As we have reported, Wheeling police arrested a woman on a DUI charge on Nov. 10. She was with a man who police say also was intoxicated. He was issued a citation for failure to produce a driver's license, then released.
Before the man was released, he told police he knows both the current and former sheriffs of Ohio County. He also mentioned he is related to a magistrate. That does not seem to have affected how he was treated by Wheeling police.
Then, police began to transport the woman to the Northern Regional Jail in Moundsville.

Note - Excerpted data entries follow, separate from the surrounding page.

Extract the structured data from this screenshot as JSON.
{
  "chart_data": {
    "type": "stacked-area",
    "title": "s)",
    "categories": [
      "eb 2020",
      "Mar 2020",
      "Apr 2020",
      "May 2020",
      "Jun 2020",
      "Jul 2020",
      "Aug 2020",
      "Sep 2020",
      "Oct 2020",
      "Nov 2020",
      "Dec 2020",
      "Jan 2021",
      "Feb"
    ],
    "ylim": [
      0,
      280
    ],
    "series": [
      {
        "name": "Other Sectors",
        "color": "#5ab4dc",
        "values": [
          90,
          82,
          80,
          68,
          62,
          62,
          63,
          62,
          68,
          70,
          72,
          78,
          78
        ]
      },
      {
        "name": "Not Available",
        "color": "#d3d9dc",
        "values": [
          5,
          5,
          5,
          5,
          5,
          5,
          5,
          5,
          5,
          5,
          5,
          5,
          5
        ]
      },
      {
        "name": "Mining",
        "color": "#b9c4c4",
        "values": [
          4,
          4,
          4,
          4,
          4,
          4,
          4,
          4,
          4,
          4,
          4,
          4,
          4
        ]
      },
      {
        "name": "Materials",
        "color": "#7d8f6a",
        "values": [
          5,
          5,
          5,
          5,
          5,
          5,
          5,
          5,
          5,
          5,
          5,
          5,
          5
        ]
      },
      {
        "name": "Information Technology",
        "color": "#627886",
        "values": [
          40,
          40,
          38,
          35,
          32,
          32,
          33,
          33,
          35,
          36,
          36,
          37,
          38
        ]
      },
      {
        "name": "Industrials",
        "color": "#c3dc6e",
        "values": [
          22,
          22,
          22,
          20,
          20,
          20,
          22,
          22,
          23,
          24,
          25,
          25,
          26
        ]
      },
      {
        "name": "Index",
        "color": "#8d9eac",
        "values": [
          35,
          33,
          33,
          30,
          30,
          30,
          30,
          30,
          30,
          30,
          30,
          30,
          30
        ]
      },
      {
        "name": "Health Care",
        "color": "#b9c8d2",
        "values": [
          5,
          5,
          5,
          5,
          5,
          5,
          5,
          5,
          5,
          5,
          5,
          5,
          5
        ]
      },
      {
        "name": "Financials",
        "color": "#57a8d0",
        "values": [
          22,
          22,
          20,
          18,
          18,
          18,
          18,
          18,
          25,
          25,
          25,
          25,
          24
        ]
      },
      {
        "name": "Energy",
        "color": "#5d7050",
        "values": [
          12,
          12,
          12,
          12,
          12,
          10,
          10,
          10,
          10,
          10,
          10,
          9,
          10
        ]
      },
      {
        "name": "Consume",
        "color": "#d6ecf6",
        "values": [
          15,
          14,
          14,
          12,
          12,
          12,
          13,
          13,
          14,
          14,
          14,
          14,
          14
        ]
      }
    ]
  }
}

While en route, they were contacted by Ohio County Magistrate Patricia Murphy, the arrested man's cousin.
Murphy, who was the on-duty magistrate at the time, told officers to turn around and take the woman to the magistrate court in Wheeling.
There, according to Murphy, she arraigned the woman and released her in the custody of another woman. Police dispute that, saying Murphy began but did not complete the arraignment process.
At some point, Murphy asked that officers not include her name on their report of the incident.
Murphy insists she did nothing improper, but merely treated the woman as she would have anyone arrested for first-offense DUI. The state Supreme Court, which oversees magistrates, agrees Murphy was within the bounds of her authority.
But Deputy Police Chief Martin Kimball told our reporter what happened after the arrest was "highly irregular."
Obviously, had Murphy not intervened, the woman probably would have spent the night in jail. That is not uncommon in DUI cases.
It is clear that at some point in the process, Murphy became aware her cousin was involved. At that point the prudent thing to have done would have been to call in another magistrate, to avoid any appearance of conflict of interest.
Even with four magistrates in Ohio County, it is inevitable all will find themselves with cases involving people they know, from time to time. Again, that is unavoidable.
But appearances are important, especially when they concern perceptions of the justice system. That needs to be taken into account by magistrates, who should avoid situations in which family relationships may result in accusations of favoritism.